Così la Fiorentina, da grande squadra quale vuole essere (ed è sulla buona strada), ieri è arrivata all’Azzurri d’Italia con un nuovo vestito, col piglio di chi vuole prendersi l’intera posta in palio e con i cosiddetti rincalzi desiderosi di fare bene: quattro difensori, tre centrocampisti, un rifinitore dietro le punte (Fernandez) e due attaccanti, l’immancabile Pepito Rossi e il polacco Wolski, alla prima vera chance da titolare dopo la comparsata nel finale di stagione scorso contro il Pescara. Zero a due che fa gongolare Montella:

“È stata una prova di maturità, che lascia senza dubbio sperare per il futuro.

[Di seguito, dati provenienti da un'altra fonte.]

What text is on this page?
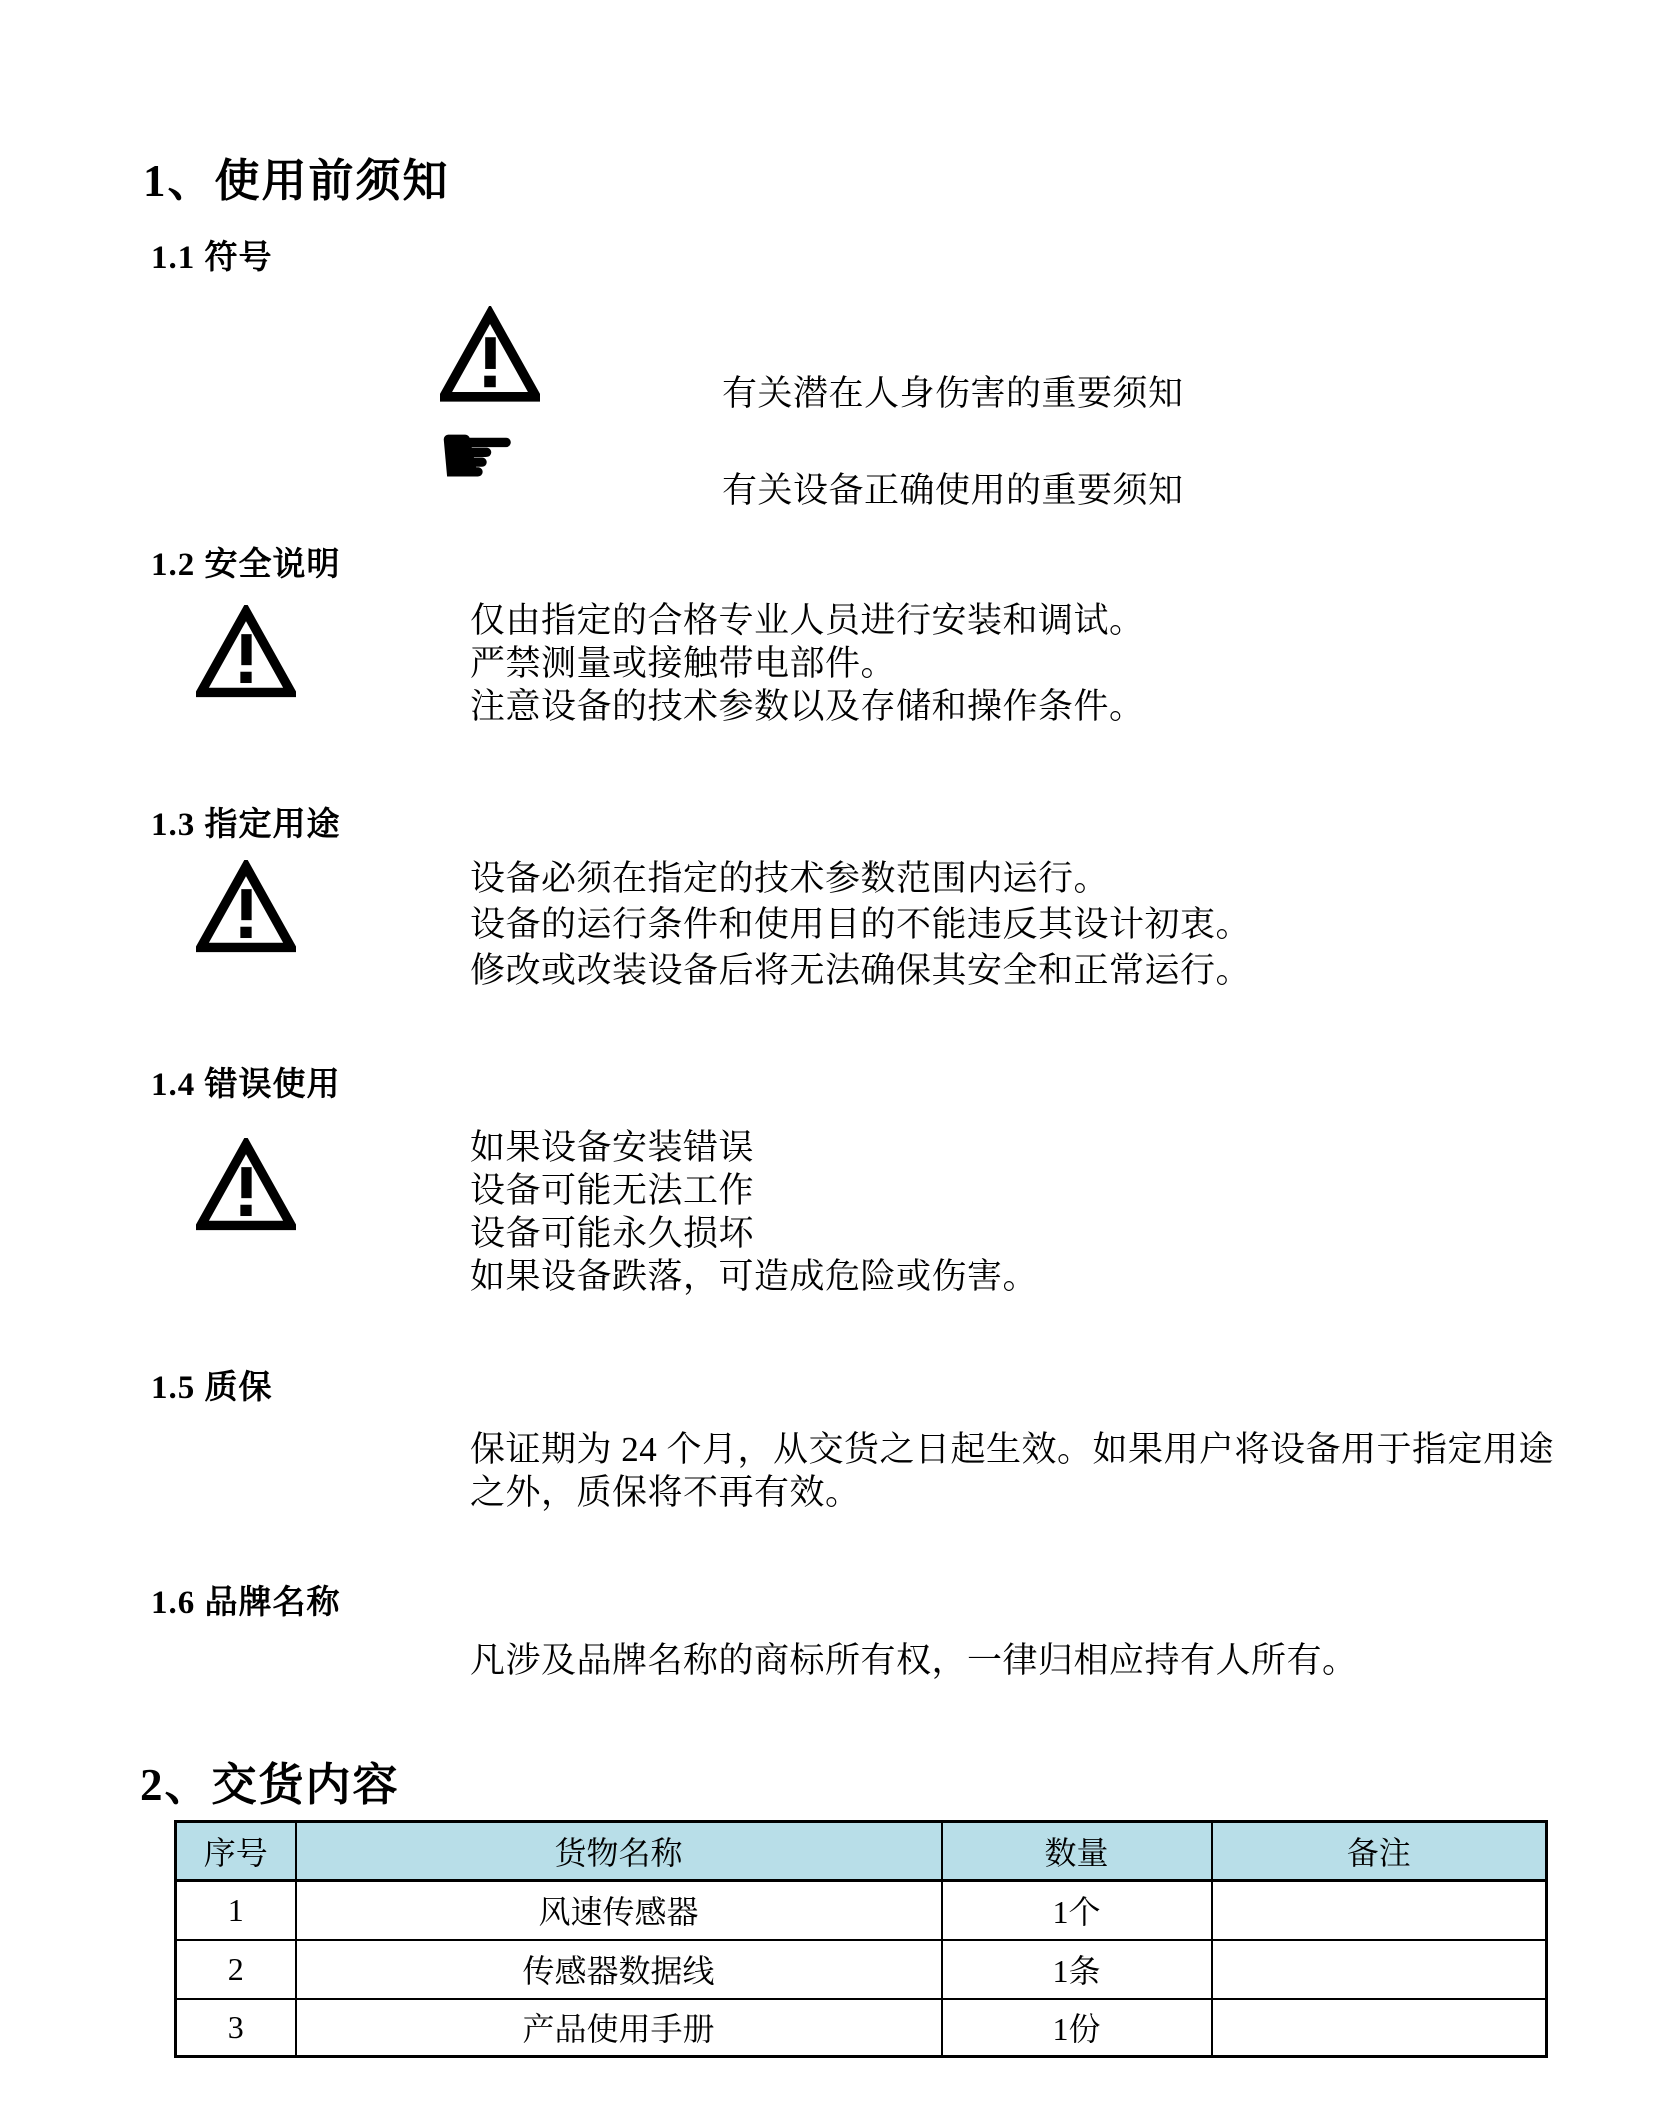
1、使用前须知
1.1 符号
有关潜在人身伤害的重要须知
☛	有关设备正确使用的重要须知
1.2 安全说明
仅由指定的合格专业人员进行安装和调试。
严禁测量或接触带电部件。
注意设备的技术参数以及存储和操作条件。
1.3 指定用途
设备必须在指定的技术参数范围内运行。
设备的运行条件和使用目的不能违反其设计初衷。
修改或改装设备后将无法确保其安全和正常运行。
1.4 错误使用
如果设备安装错误
设备可能无法工作
设备可能永久损坏
如果设备跌落，可造成危险或伤害。
1.5 质保
保证期为 24 个月，从交货之日起生效。如果用户将设备用于指定用途
之外，质保将不再有效。
1.6 品牌名称
凡涉及品牌名称的商标所有权，一律归相应持有人所有。
2、交货内容
序号	货物名称	数量	备注
1	风速传感器	1个	
2	传感器数据线	1条	
3	产品使用手册	1份	
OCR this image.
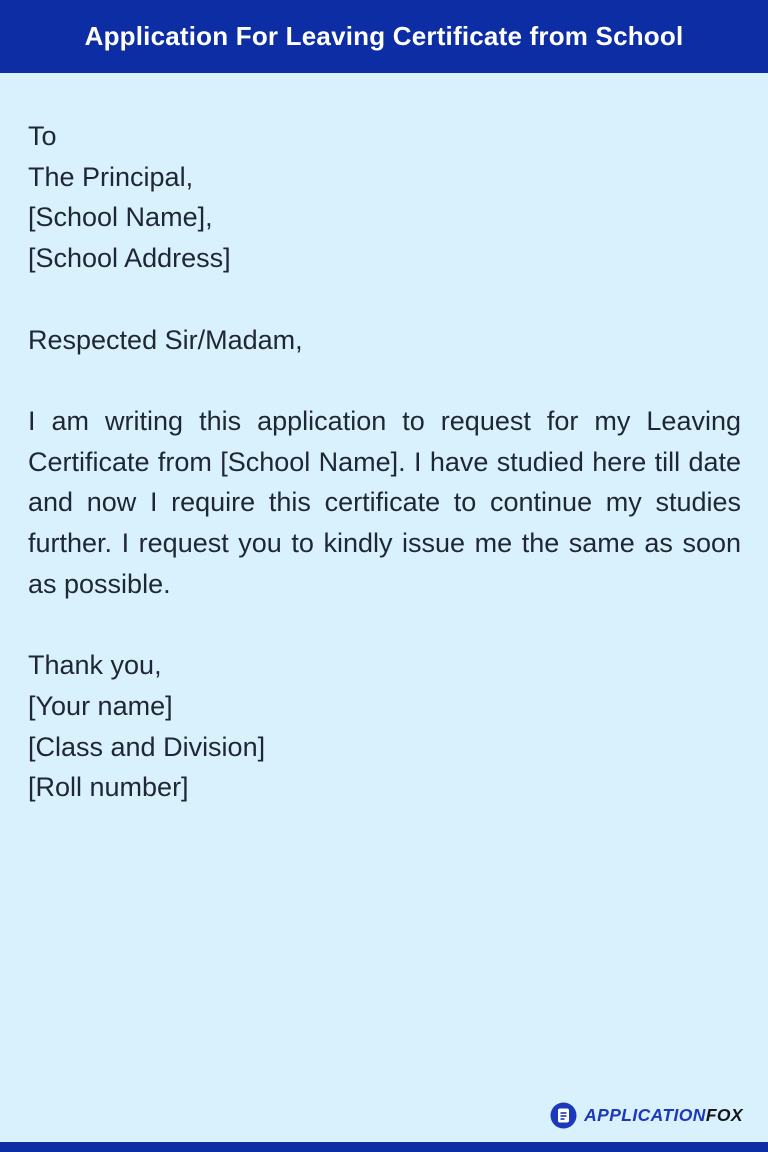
Application For Leaving Certificate from School
To
The Principal,
[School Name],
[School Address]

Respected Sir/Madam,

I am writing this application to request for my Leaving Certificate from [School Name]. I have studied here till date and now I require this certificate to continue my studies further. I request you to kindly issue me the same as soon as possible.

Thank you,
[Your name]
[Class and Division]
[Roll number]
APPLICATIONFOX
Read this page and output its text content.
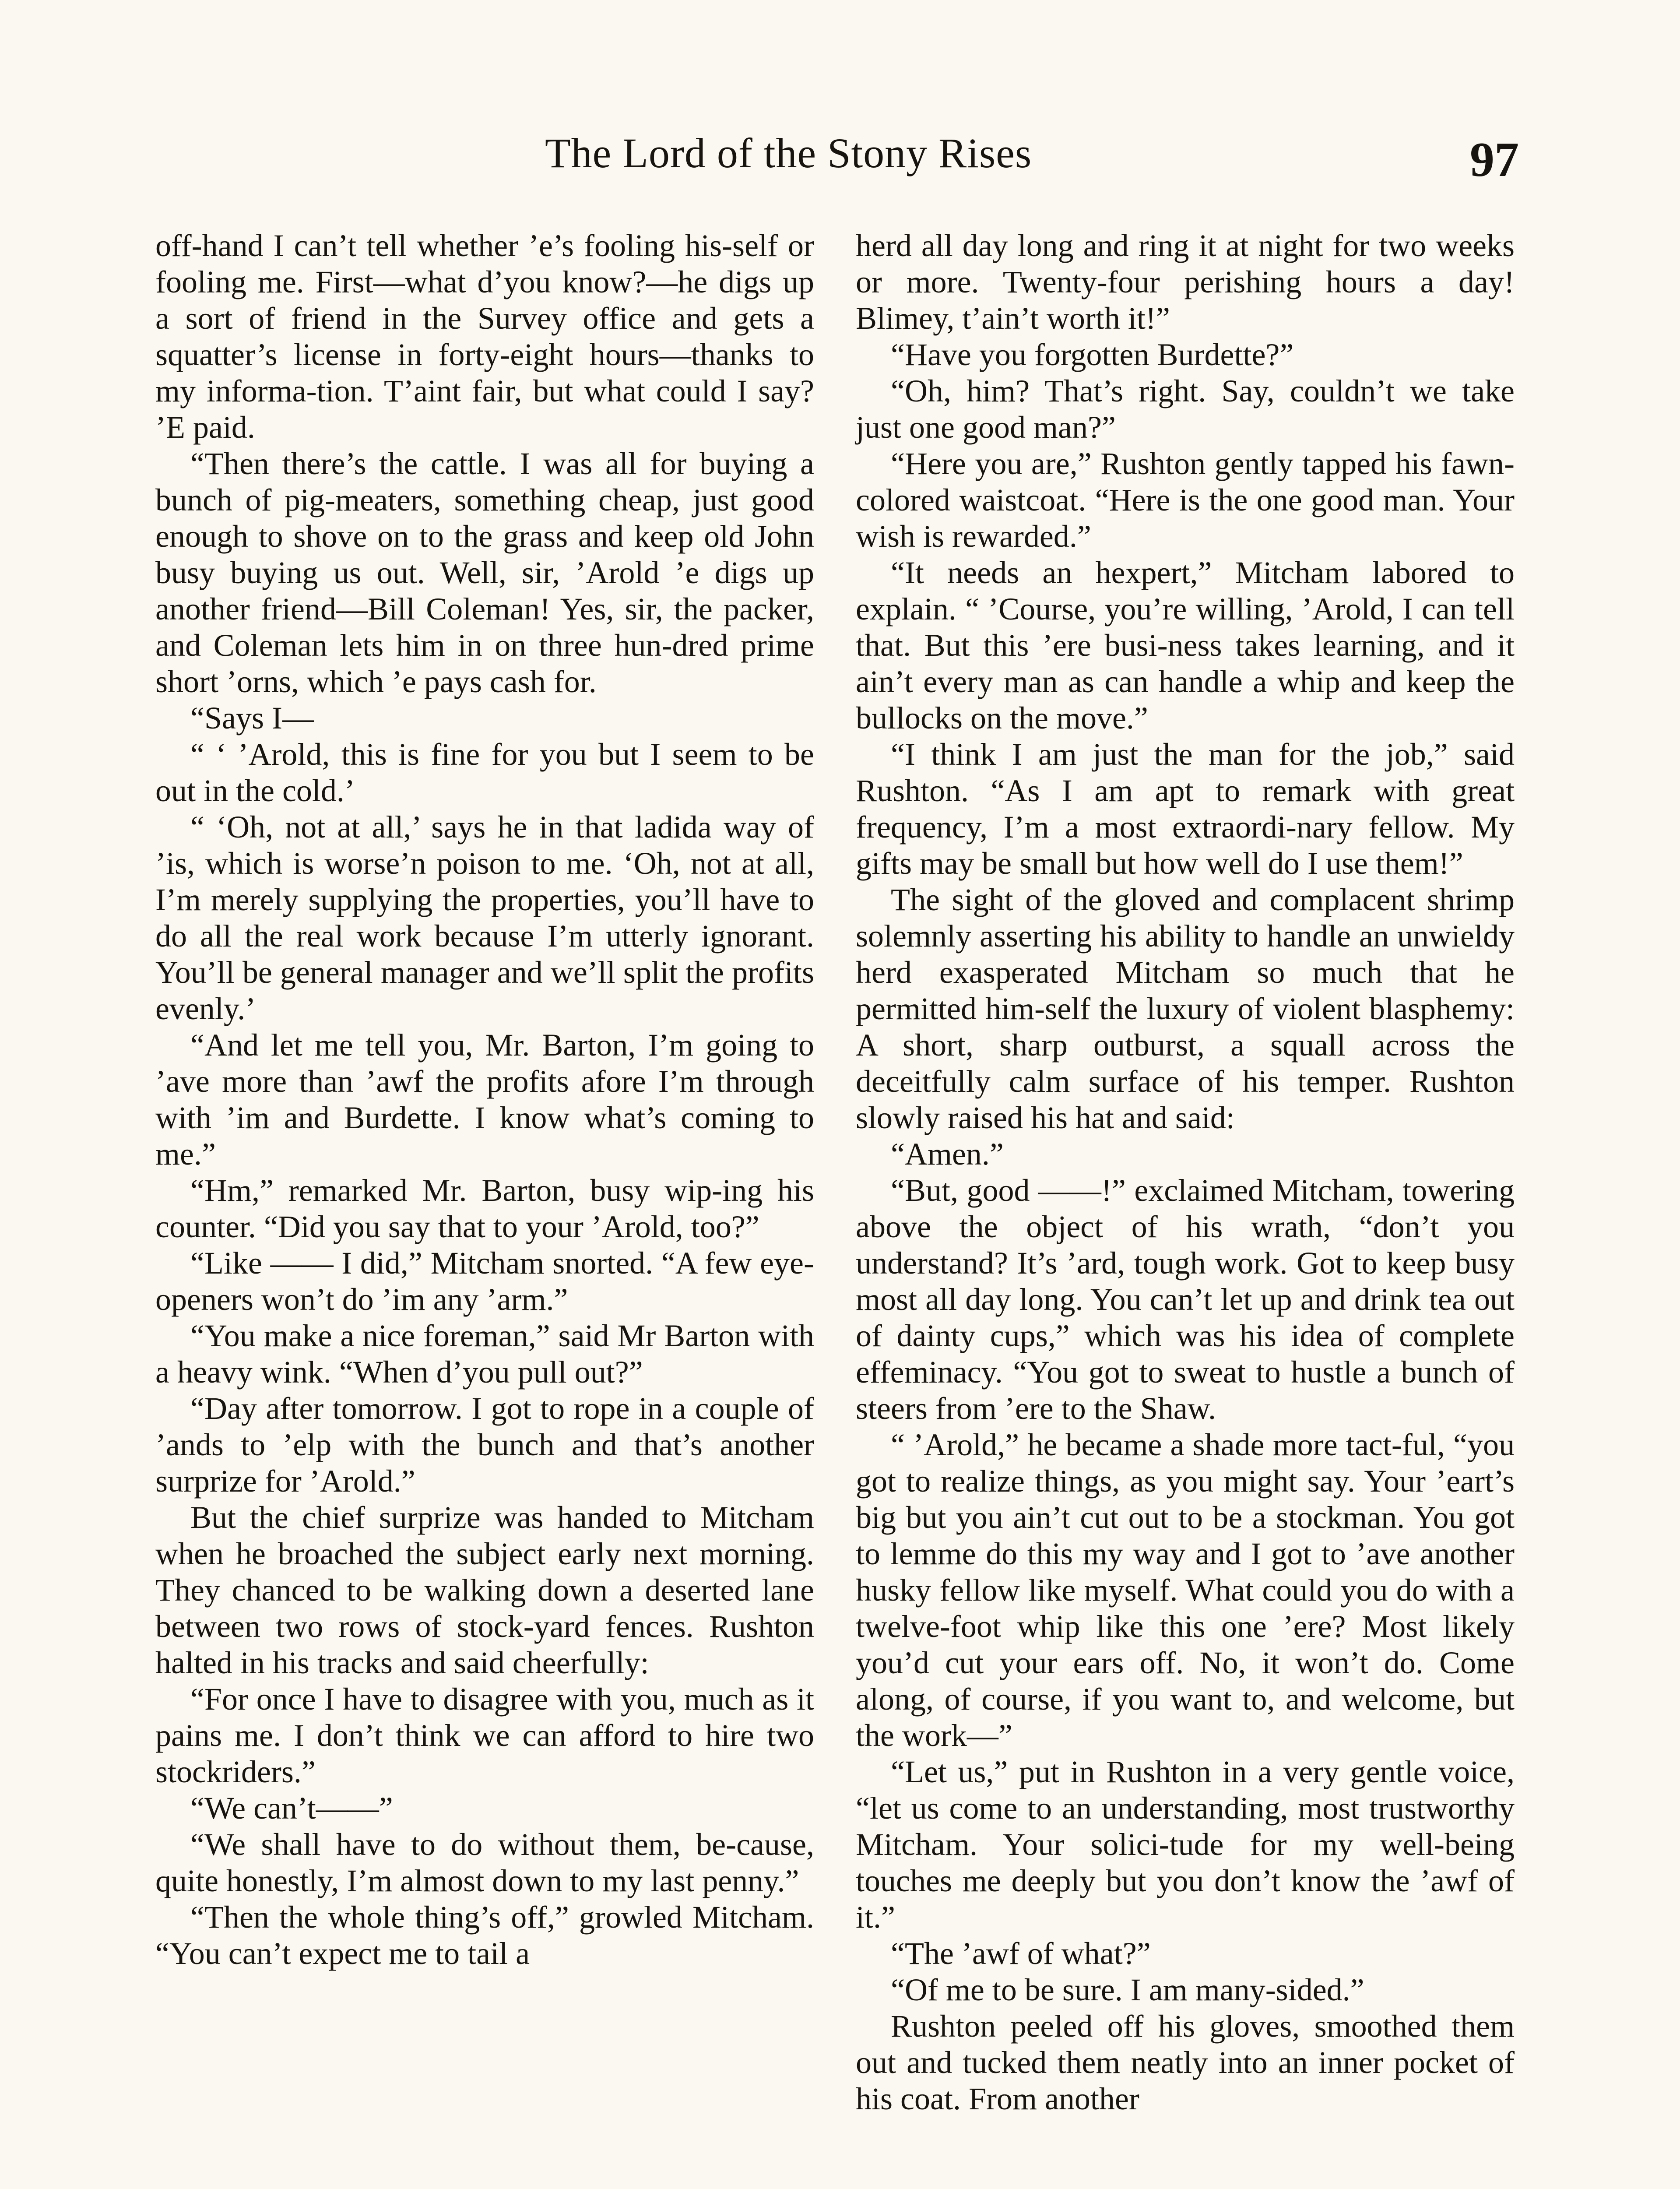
The Lord of the Stony Rises	97

off-hand I can’t tell whether ’e’s fooling his-self or fooling me. First—what d’you know?—he digs up a sort of friend in the Survey office and gets a squatter’s license in forty-eight hours—thanks to my informa-tion. T’aint fair, but what could I say? ’E paid.

“Then there’s the cattle. I was all for buying a bunch of pig-meaters, something cheap, just good enough to shove on to the grass and keep old John busy buying us out. Well, sir, ’Arold ’e digs up another friend—Bill Coleman! Yes, sir, the packer, and Coleman lets him in on three hun-dred prime short ’orns, which ’e pays cash for.

“Says I—

“ ‘ ’Arold, this is fine for you but I seem to be out in the cold.’

“ ‘Oh, not at all,’ says he in that ladida way of ’is, which is worse’n poison to me. ‘Oh, not at all, I’m merely supplying the properties, you’ll have to do all the real work because I’m utterly ignorant. You’ll be general manager and we’ll split the profits evenly.’

“And let me tell you, Mr. Barton, I’m going to ’ave more than ’awf the profits afore I’m through with ’im and Burdette. I know what’s coming to me.”

“Hm,” remarked Mr. Barton, busy wip-ing his counter. “Did you say that to your ’Arold, too?”

“Like —— I did,” Mitcham snorted. “A few eye-openers won’t do ’im any ’arm.”

“You make a nice foreman,” said Mr Barton with a heavy wink. “When d’you pull out?”

“Day after tomorrow. I got to rope in a couple of ’ands to ’elp with the bunch and that’s another surprize for ’Arold.”

But the chief surprize was handed to Mitcham when he broached the subject early next morning. They chanced to be walking down a deserted lane between two rows of stock-yard fences. Rushton halted in his tracks and said cheerfully:

“For once I have to disagree with you, much as it pains me. I don’t think we can afford to hire two stockriders.”

“We can’t——”

“We shall have to do without them, be-cause, quite honestly, I’m almost down to my last penny.”

“Then the whole thing’s off,” growled Mitcham. “You can’t expect me to tail a

herd all day long and ring it at night for two weeks or more. Twenty-four perishing hours a day! Blimey, t’ain’t worth it!”

“Have you forgotten Burdette?”

“Oh, him? That’s right. Say, couldn’t we take just one good man?”

“Here you are,” Rushton gently tapped his fawn-colored waistcoat. “Here is the one good man. Your wish is rewarded.”

“It needs an hexpert,” Mitcham labored to explain. “ ’Course, you’re willing, ’Arold, I can tell that. But this ’ere busi-ness takes learning, and it ain’t every man as can handle a whip and keep the bullocks on the move.”

“I think I am just the man for the job,” said Rushton. “As I am apt to remark with great frequency, I’m a most extraordi-nary fellow. My gifts may be small but how well do I use them!”

The sight of the gloved and complacent shrimp solemnly asserting his ability to handle an unwieldy herd exasperated Mitcham so much that he permitted him-self the luxury of violent blasphemy: A short, sharp outburst, a squall across the deceitfully calm surface of his temper. Rushton slowly raised his hat and said:

“Amen.”

“But, good ——!” exclaimed Mitcham, towering above the object of his wrath, “don’t you understand? It’s ’ard, tough work. Got to keep busy most all day long. You can’t let up and drink tea out of dainty cups,” which was his idea of complete effeminacy. “You got to sweat to hustle a bunch of steers from ’ere to the Shaw.

“ ’Arold,” he became a shade more tact-ful, “you got to realize things, as you might say. Your ’eart’s big but you ain’t cut out to be a stockman. You got to lemme do this my way and I got to ’ave another husky fellow like myself. What could you do with a twelve-foot whip like this one ’ere? Most likely you’d cut your ears off. No, it won’t do. Come along, of course, if you want to, and welcome, but the work—”

“Let us,” put in Rushton in a very gentle voice, “let us come to an understanding, most trustworthy Mitcham. Your solici-tude for my well-being touches me deeply but you don’t know the ’awf of it.”

“The ’awf of what?”

“Of me to be sure. I am many-sided.”

Rushton peeled off his gloves, smoothed them out and tucked them neatly into an inner pocket of his coat. From another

Wolski? Ha fatto una partita di intensità, era timido poi pian piano è maturato. Pizarro? Sappiamo giocare anche in altri modi, comunque sappiamo cosa ci può dare quando gioca. Meglio in trasferta rispetto al campionato scorso? Non so se è tutto giusto rapportare tutto anche col finale dell’anno scorso, queste ultime trasferte mi sono piaciute tantissimo, abbiamo giocato da squadra matura, da gruppo che è consapevole della propria forza. Considerando che mancavano anche giocatori di spessore, c’è stata una crescita. I gol non presi? Noi lavoriamo sempre in tutte le lacune in allenamento. Neto? Ha fatto una grande partita oggi, sta crescendo e noi siamo molto contenti di lui”.

Insomma, a Firenze dopo il pomeriggio nero di otto giorni fa l’euforia e l’ottimismo avevano lasciato spazio a un certo scoramento: in 4 giorni la squadra ha segnato 5 gol senza prenderne, ha vinto e ha convinto, dimostrando da avere una rosa valida per tutte le evenienze e un allenatore abilissimo nelle alchimie dello spogliatoio; in partita poi dalla panchina le partite vengono lette in maniera sapiente, per non dire scientifica. Sono questi i dettagli (si possono definire solo tali?!?) che rendono la Fiorentina una squadra seria, serissima.